According to data from satellites, the severe earthquakes may also have long-term geological consequences. “There appears to have been significant subsidence in the coastal town of Iskenderun, causing flooding, while the quake has put many hills across the country at serious risk of landslides,” the European Space Agency said. The broadcaster NTV reported last week that buildings in the Turkish coastal city had to be evacuated because of flooded streets.

In the early morning of February 6, the first 7.7-magnitude tremor shook the Turkish-Syrian border region, followed hours later by a second 7.6-magnitude tremor. Since then there have been more than 2,400 aftershocks. Ten provinces are affected in Turkey, where a three-month state of emergency has now been in force. More than a hundred thousand volunteers traveled to the earthquake region to help. Some of them have since returned home, including several German search and rescue teams.

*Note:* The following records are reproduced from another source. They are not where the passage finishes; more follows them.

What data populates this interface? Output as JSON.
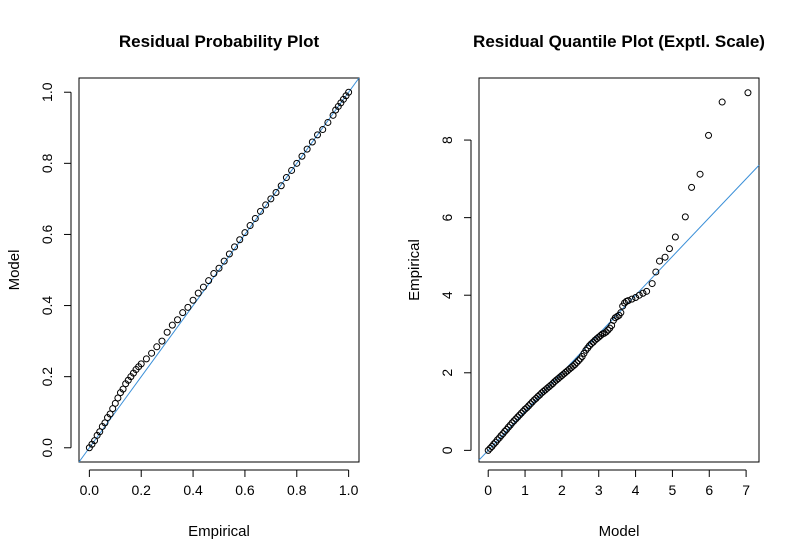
{
  "chart_data": [
    {
      "type": "scatter",
      "title": "Residual Probability Plot",
      "xlabel": "Empirical",
      "ylabel": "Model",
      "xlim": [
        -0.04,
        1.04
      ],
      "ylim": [
        -0.04,
        1.04
      ],
      "xticks": [
        "0.0",
        "0.2",
        "0.4",
        "0.6",
        "0.8",
        "1.0"
      ],
      "yticks": [
        "0.0",
        "0.2",
        "0.4",
        "0.6",
        "0.8",
        "1.0"
      ],
      "reference_line": {
        "intercept": 0,
        "slope": 1,
        "color": "#3a8fd8"
      },
      "points": [
        [
          0.0,
          0.0
        ],
        [
          0.01,
          0.01
        ],
        [
          0.02,
          0.02
        ],
        [
          0.03,
          0.035
        ],
        [
          0.04,
          0.045
        ],
        [
          0.05,
          0.06
        ],
        [
          0.06,
          0.07
        ],
        [
          0.07,
          0.085
        ],
        [
          0.08,
          0.095
        ],
        [
          0.09,
          0.11
        ],
        [
          0.1,
          0.125
        ],
        [
          0.11,
          0.14
        ],
        [
          0.12,
          0.155
        ],
        [
          0.13,
          0.165
        ],
        [
          0.14,
          0.18
        ],
        [
          0.15,
          0.19
        ],
        [
          0.16,
          0.2
        ],
        [
          0.17,
          0.21
        ],
        [
          0.18,
          0.22
        ],
        [
          0.19,
          0.228
        ],
        [
          0.2,
          0.236
        ],
        [
          0.22,
          0.25
        ],
        [
          0.24,
          0.266
        ],
        [
          0.26,
          0.284
        ],
        [
          0.28,
          0.3
        ],
        [
          0.3,
          0.325
        ],
        [
          0.32,
          0.345
        ],
        [
          0.34,
          0.36
        ],
        [
          0.36,
          0.38
        ],
        [
          0.38,
          0.395
        ],
        [
          0.4,
          0.415
        ],
        [
          0.42,
          0.435
        ],
        [
          0.44,
          0.452
        ],
        [
          0.46,
          0.47
        ],
        [
          0.48,
          0.49
        ],
        [
          0.5,
          0.505
        ],
        [
          0.52,
          0.525
        ],
        [
          0.54,
          0.545
        ],
        [
          0.56,
          0.565
        ],
        [
          0.58,
          0.585
        ],
        [
          0.6,
          0.605
        ],
        [
          0.62,
          0.625
        ],
        [
          0.64,
          0.645
        ],
        [
          0.66,
          0.665
        ],
        [
          0.68,
          0.683
        ],
        [
          0.7,
          0.7
        ],
        [
          0.72,
          0.718
        ],
        [
          0.74,
          0.737
        ],
        [
          0.76,
          0.76
        ],
        [
          0.78,
          0.78
        ],
        [
          0.8,
          0.8
        ],
        [
          0.82,
          0.82
        ],
        [
          0.84,
          0.84
        ],
        [
          0.86,
          0.86
        ],
        [
          0.88,
          0.88
        ],
        [
          0.9,
          0.895
        ],
        [
          0.92,
          0.915
        ],
        [
          0.94,
          0.935
        ],
        [
          0.95,
          0.95
        ],
        [
          0.96,
          0.96
        ],
        [
          0.97,
          0.97
        ],
        [
          0.98,
          0.98
        ],
        [
          0.99,
          0.99
        ],
        [
          1.0,
          1.0
        ]
      ]
    },
    {
      "type": "scatter",
      "title": "Residual Quantile Plot (Exptl. Scale)",
      "xlabel": "Model",
      "ylabel": "Empirical",
      "xlim": [
        -0.25,
        7.35
      ],
      "ylim": [
        -0.3,
        9.6
      ],
      "xticks": [
        "0",
        "1",
        "2",
        "3",
        "4",
        "5",
        "6",
        "7"
      ],
      "yticks": [
        "0",
        "2",
        "4",
        "6",
        "8"
      ],
      "reference_line": {
        "intercept": 0,
        "slope": 1,
        "color": "#3a8fd8"
      },
      "points": [
        [
          0.0,
          0.0
        ],
        [
          0.05,
          0.05
        ],
        [
          0.1,
          0.1
        ],
        [
          0.15,
          0.16
        ],
        [
          0.2,
          0.21
        ],
        [
          0.25,
          0.27
        ],
        [
          0.3,
          0.32
        ],
        [
          0.35,
          0.38
        ],
        [
          0.4,
          0.43
        ],
        [
          0.45,
          0.49
        ],
        [
          0.5,
          0.54
        ],
        [
          0.55,
          0.6
        ],
        [
          0.6,
          0.65
        ],
        [
          0.65,
          0.71
        ],
        [
          0.7,
          0.76
        ],
        [
          0.75,
          0.81
        ],
        [
          0.8,
          0.86
        ],
        [
          0.85,
          0.91
        ],
        [
          0.9,
          0.96
        ],
        [
          0.95,
          1.01
        ],
        [
          1.0,
          1.06
        ],
        [
          1.05,
          1.1
        ],
        [
          1.1,
          1.15
        ],
        [
          1.15,
          1.2
        ],
        [
          1.2,
          1.25
        ],
        [
          1.25,
          1.3
        ],
        [
          1.3,
          1.34
        ],
        [
          1.35,
          1.39
        ],
        [
          1.4,
          1.43
        ],
        [
          1.45,
          1.48
        ],
        [
          1.5,
          1.52
        ],
        [
          1.55,
          1.56
        ],
        [
          1.6,
          1.6
        ],
        [
          1.65,
          1.64
        ],
        [
          1.7,
          1.68
        ],
        [
          1.75,
          1.72
        ],
        [
          1.8,
          1.77
        ],
        [
          1.85,
          1.81
        ],
        [
          1.9,
          1.85
        ],
        [
          1.95,
          1.89
        ],
        [
          2.0,
          1.93
        ],
        [
          2.05,
          1.97
        ],
        [
          2.1,
          2.01
        ],
        [
          2.15,
          2.05
        ],
        [
          2.2,
          2.09
        ],
        [
          2.25,
          2.13
        ],
        [
          2.3,
          2.17
        ],
        [
          2.35,
          2.21
        ],
        [
          2.4,
          2.26
        ],
        [
          2.45,
          2.31
        ],
        [
          2.5,
          2.36
        ],
        [
          2.55,
          2.42
        ],
        [
          2.6,
          2.5
        ],
        [
          2.65,
          2.58
        ],
        [
          2.7,
          2.64
        ],
        [
          2.75,
          2.7
        ],
        [
          2.8,
          2.75
        ],
        [
          2.85,
          2.79
        ],
        [
          2.9,
          2.84
        ],
        [
          2.95,
          2.88
        ],
        [
          3.0,
          2.92
        ],
        [
          3.05,
          2.96
        ],
        [
          3.1,
          3.0
        ],
        [
          3.15,
          3.02
        ],
        [
          3.2,
          3.05
        ],
        [
          3.25,
          3.1
        ],
        [
          3.3,
          3.15
        ],
        [
          3.35,
          3.22
        ],
        [
          3.4,
          3.35
        ],
        [
          3.45,
          3.42
        ],
        [
          3.5,
          3.45
        ],
        [
          3.55,
          3.48
        ],
        [
          3.6,
          3.55
        ],
        [
          3.65,
          3.72
        ],
        [
          3.7,
          3.8
        ],
        [
          3.75,
          3.84
        ],
        [
          3.8,
          3.86
        ],
        [
          3.9,
          3.9
        ],
        [
          4.0,
          3.94
        ],
        [
          4.1,
          4.0
        ],
        [
          4.2,
          4.05
        ],
        [
          4.3,
          4.1
        ],
        [
          4.45,
          4.3
        ],
        [
          4.55,
          4.6
        ],
        [
          4.65,
          4.88
        ],
        [
          4.8,
          4.98
        ],
        [
          4.92,
          5.2
        ],
        [
          5.08,
          5.5
        ],
        [
          5.35,
          6.02
        ],
        [
          5.52,
          6.78
        ],
        [
          5.75,
          7.12
        ],
        [
          5.98,
          8.12
        ],
        [
          6.35,
          8.98
        ],
        [
          7.05,
          9.22
        ]
      ]
    }
  ]
}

Around 50 experts from the Federal Agency for Technical Relief (THW) returned to Germany on Monday evening. The members of the so-called rapid deployment unit salvage abroad (Seeba) managed to free two women from the rubble in Turkey together with other rescue workers.

According to THW information, the emergency services from Isar Germany also returned to Germany on the same flight. The team had been looking for survivors of the disaster in Turkey together with the rescue dog organization BRH. According to their own statements, the two aid organizations managed to rescue four people alive from the rubble in the past few days. Among them was a 40-year-old woman who was rescued after more than a hundred hours. However, she later succumbed to her injuries.